The worms’ simplicity allows us to better understand ourselves because the biology is the same all the way down, even to the simplest organisms. Brains are like computers. Now think about the history of computers. The circuitry in your laptop or even your cell phone is obviously much more advanced than the vacuum tubes from the 1950s — but a transistor is a transistor. In the same way, a neuron is a neuron.
How do you go from a small-scale understanding of neurobiology to understanding complex disorders and pathologies?
Because worms have very simple systems — we can uncover useful information about how neuronal systems work. And that can inform how other researchers might approach something like an anxiety disorder or autism.
We humans have complex interpersonal experiences and inner lives. While I know that we can sometimes look at something like a mother mouse defending her young and anthropomorphize because we recognize similar behaviors in ourselves, my research has taught me to instead zoo-morphize humans. Remember during the height of the pandemic, when we were locking down, when a lot of us were feeling on-edge and irritable? Well, it turns out that if you stick a mouse in isolation for two weeks, its brain produces a lot of certain neuropeptides called tachykinins, which cause it to be more aggressive and fearful. All this is to say that biology is biology. Studying neurobiology at the minute level can help us humans understand when that biology is working with us as well as when it’s working against us.

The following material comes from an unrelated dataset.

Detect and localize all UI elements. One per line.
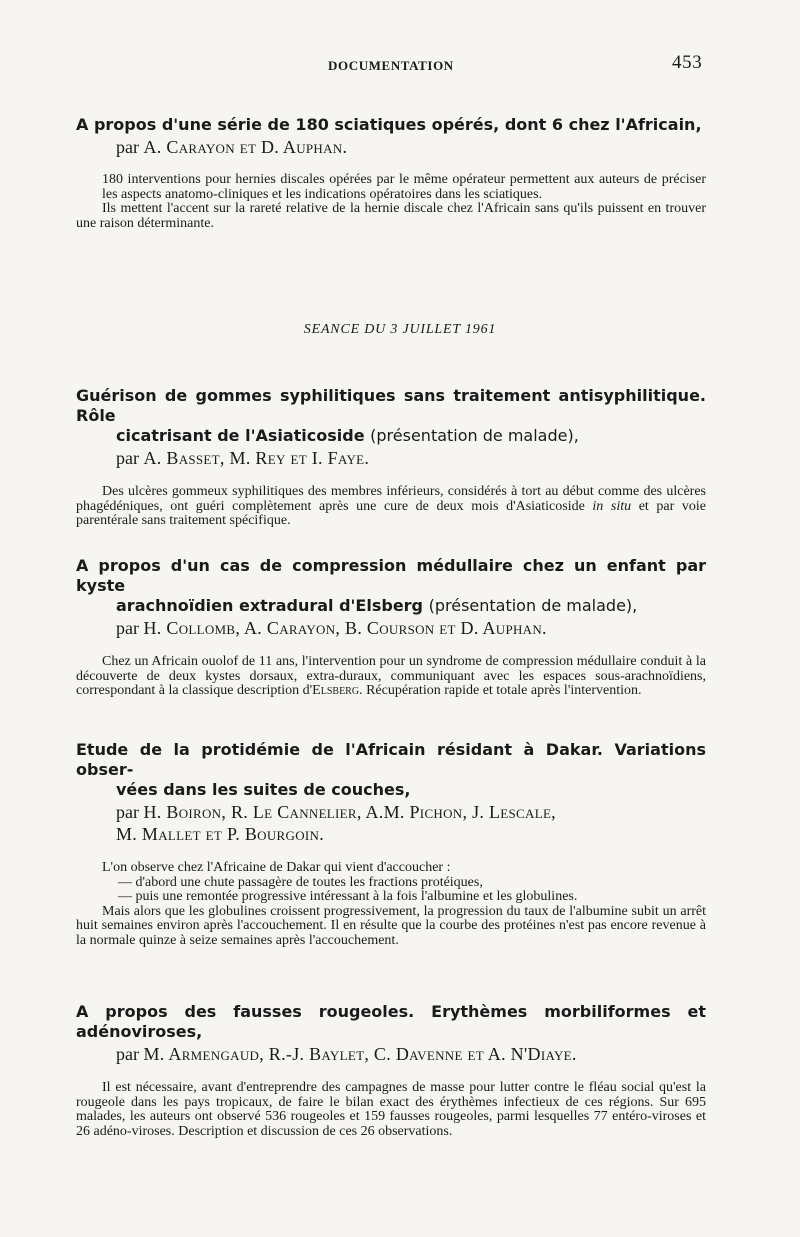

Congratulations on receiving the Dr. Helen Dean King award, whose story is quite an inspirational one. Was there any scientist whose work inspired you to become the researcher you are today?
My own love of the problems that I study in behavior was inspired by the work of classical neurobiologists in the 1930s. Studies like those of Konrad Lorenz, who studied parental behaviors and the bonding of mother and offspring — what’s called imprinting.
Then there’s Karl von Frisch, who studied the honeybee waggle dance. And, of course, Nikolaas Tinbergen, who studied innate aggressive behaviors. There’s a famous story about Tinbergen having a fish in a fishbowl on his windowsill. A red mail truck comes by, and the fish goes into a highly aggressive display because the fish is a red fish — he thinks the truck is another male. What those scientists in the 1930s were saying is, “Look, there are parts of behavior that are shared by every individual in a species and the behaviors are innate.” But they knew nothing of genes, or DNA, or how that might work.
Today, scientists like me look at these shared behaviors and say, “Hey, there must be something genetic underlying these patterns; each behavior must be encoded in a genetic template.” And then we ask questions: What is that template? What genes are involved, and how do they work? Those initial discoveries inspired me to think about these questions and how to answer them. That fish in the bowl, almost 100 years ago, was displaying exactly the same kind of behavior that my lab and many others are studying. Except now, we know which neuropeptides the red mail truck triggers in the fish.
Last question: favorite neurotransmitter?
Ah, that’s not fair, they’re all great! I’m not prepared to choose a favorite. That said, serotonin is very interesting in the way that it can achieve paradoxical effects. I’d say at any given time, I’m most attached to the neurotransmitter I don’t understand yet.